By real soldiers do you mean guy sitting in a chair with an Xbox controller drone bombing pregnant women, or 11b infantry indiscriminately killing civilians up close and personal?

by qbeatty 1 week ago

I mean the ones not wearing aprons.

by Anonymous 1 week ago

So by real solider you mean the 46s public affairs specialist manning the army's twitter account. Got it.

by qbeatty 1 week ago

are you implying his analogy is stolen valor? That's a crazy take

by drew62 1 week ago

I am using his analogy to mock the analogy. It's completely ridiculous.

by Anonymous 1 week ago

something tells me he didn't mean it literally

by drew62 1 week ago

Work as a line cook and you'll understand. So many people live in blissful ignorance when they order their food at restaurants and it arrives in 10-15 minutes alongside 4 different orders from 3 different customer groups. Add the woes of customer service and the pressure is on

by NoEmployment 1 week ago

Hospital lab tech here. I had night shifts where all stat orders came at the same time, emergency room had me on speed dial for results etc. People their lives were actually at stake. Most of those shifts no one yelled at anyone. Kitchen work is time sensitive, but to me actually yelling at people for causing a delay is immature af.

by OldShoulder6670 1 week ago

I wonder if being paid significantly more has anything to do with that. Completely different settings with different wages and people are wondering why they aren't acting the same? are we serious?

by Anonymous 1 week ago

I worked back of the house, front of the house in many restaurants over many years , and then eventually got a job as a med tech. In the beginning when coworkers complained about the working conditions I was amazed because it's literally night and day compared to the kitchen. Like most shifts I just listen to music and use the microscope a bunch, only interacting with others when I want

by drew62 1 week ago

Bro, you're sitting in a room w airconditioner on. You're not on your feet in a hot room w 100 orders and managing a full blown team of people. Customers are gonna LEAVE if it takes longer.

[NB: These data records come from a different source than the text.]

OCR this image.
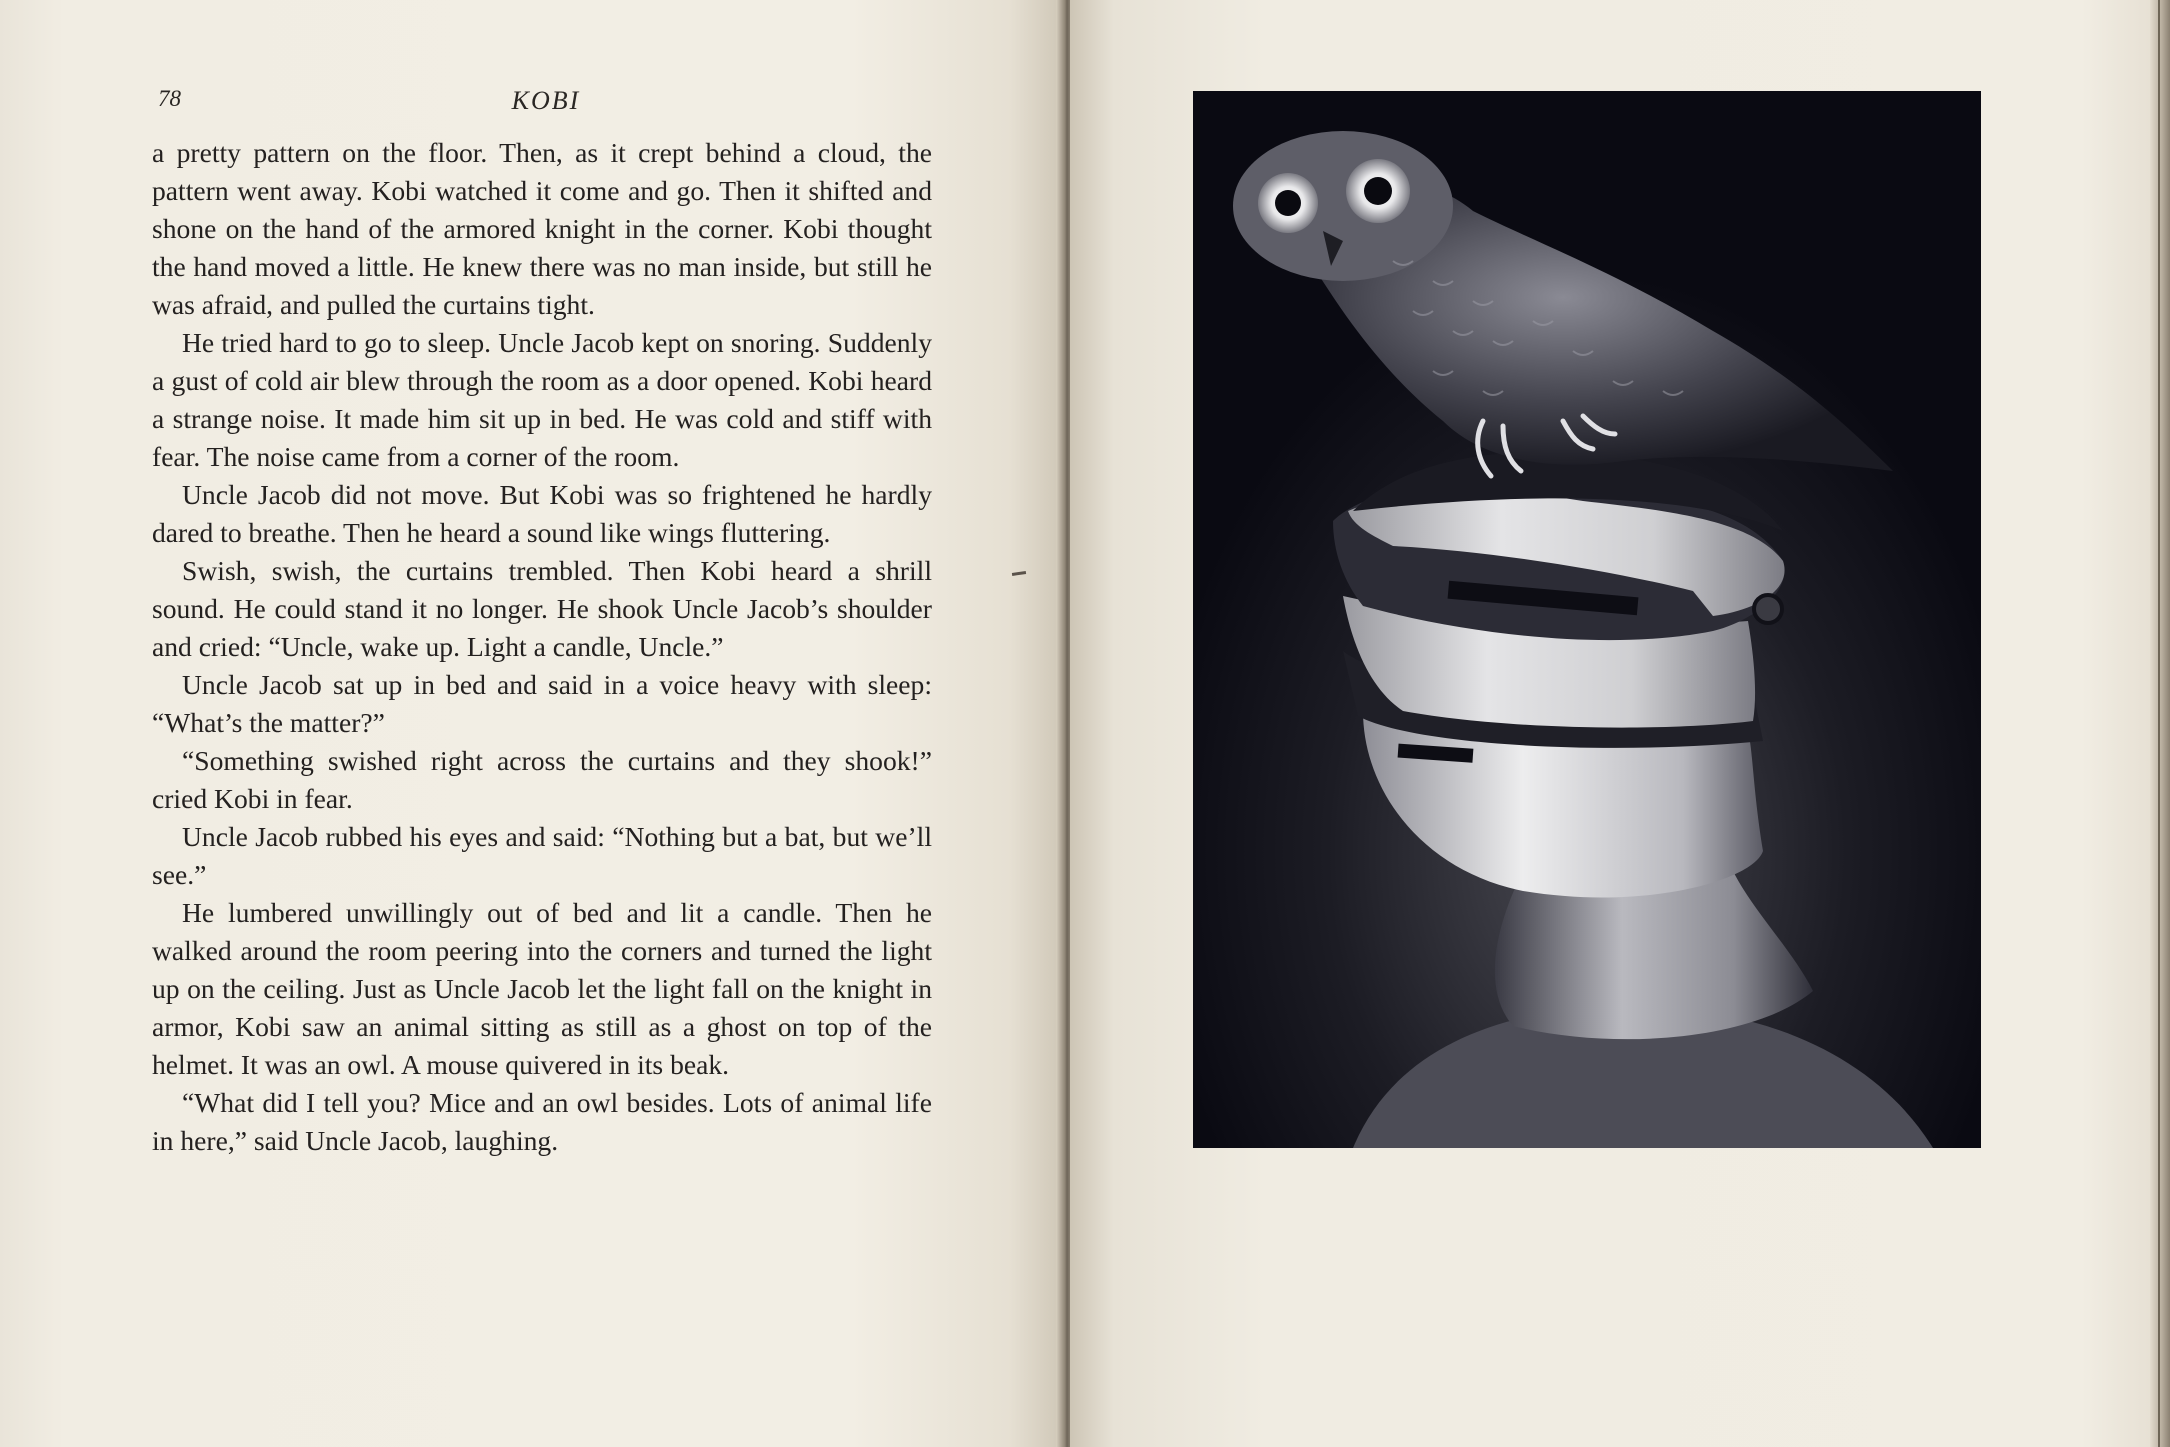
78	KOBI

a pretty pattern on the floor. Then, as it crept behind a cloud, the pattern went away. Kobi watched it come and go. Then it shifted and shone on the hand of the armored knight in the corner. Kobi thought the hand moved a little. He knew there was no man inside, but still he was afraid, and pulled the curtains tight.

He tried hard to go to sleep. Uncle Jacob kept on snoring. Suddenly a gust of cold air blew through the room as a door opened. Kobi heard a strange noise. It made him sit up in bed. He was cold and stiff with fear. The noise came from a corner of the room.

Uncle Jacob did not move. But Kobi was so frightened he hardly dared to breathe. Then he heard a sound like wings fluttering.

Swish, swish, the curtains trembled. Then Kobi heard a shrill sound. He could stand it no longer. He shook Uncle Jacob’s shoulder and cried: “Uncle, wake up. Light a candle, Uncle.”

Uncle Jacob sat up in bed and said in a voice heavy with sleep: “What’s the matter?”

“Something swished right across the curtains and they shook!” cried Kobi in fear.

Uncle Jacob rubbed his eyes and said: “Nothing but a bat, but we’ll see.”

He lumbered unwillingly out of bed and lit a candle. Then he walked around the room peering into the corners and turned the light up on the ceiling. Just as Uncle Jacob let the light fall on the knight in armor, Kobi saw an animal sitting as still as a ghost on top of the helmet. It was an owl. A mouse quivered in its beak.

“What did I tell you? Mice and an owl besides. Lots of animal life in here,” said Uncle Jacob, laughing.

by GrapefruitFearless 1 week ago

Also, the shop's reputation depends on you. One bad review online and you can lose everything overnight

by StatusSquirrel 1 week ago

It's like when my boss sends me five emails at one time and wants an answer on all of them, immediately. And, I'm like, you oil rig workers think you have it hard?

by Anonymous 1 week ago

Don't forget the servers coming in with "I forgot to put on the ticket that this order's sos" just as it's plated 😭

by Anonymous 1 week ago

I'm not a cook and can only make an educated guess, but I think the screaming is safety and speed. A cook could just walk around people in the way, but that can eat up valuable time on something that could burn or be overcooked and has to be thrown out. Plus, if either of you has hands full, especially with sharp or hot stuff, not screaming that you're passing through will hurt someone. Now, when it comes to insults or aggressive yelling on shows, that's either Incredibly rookie mistakes from people who definitely should know better or Just for entertainment value.

by Anonymous 1 week ago

Lol. Do you realise how hard cooking is? Remember the times when you have gotten angry over someone entering into kitchen when you're cooking/cleaning? Cooking is hard asf. You're not in an AC room performing a surgery once in a month or in a court room once in a while to argue in an AC room. You've deadlines, customers, heat, burnt food- everyday. Do you realise how hard it is?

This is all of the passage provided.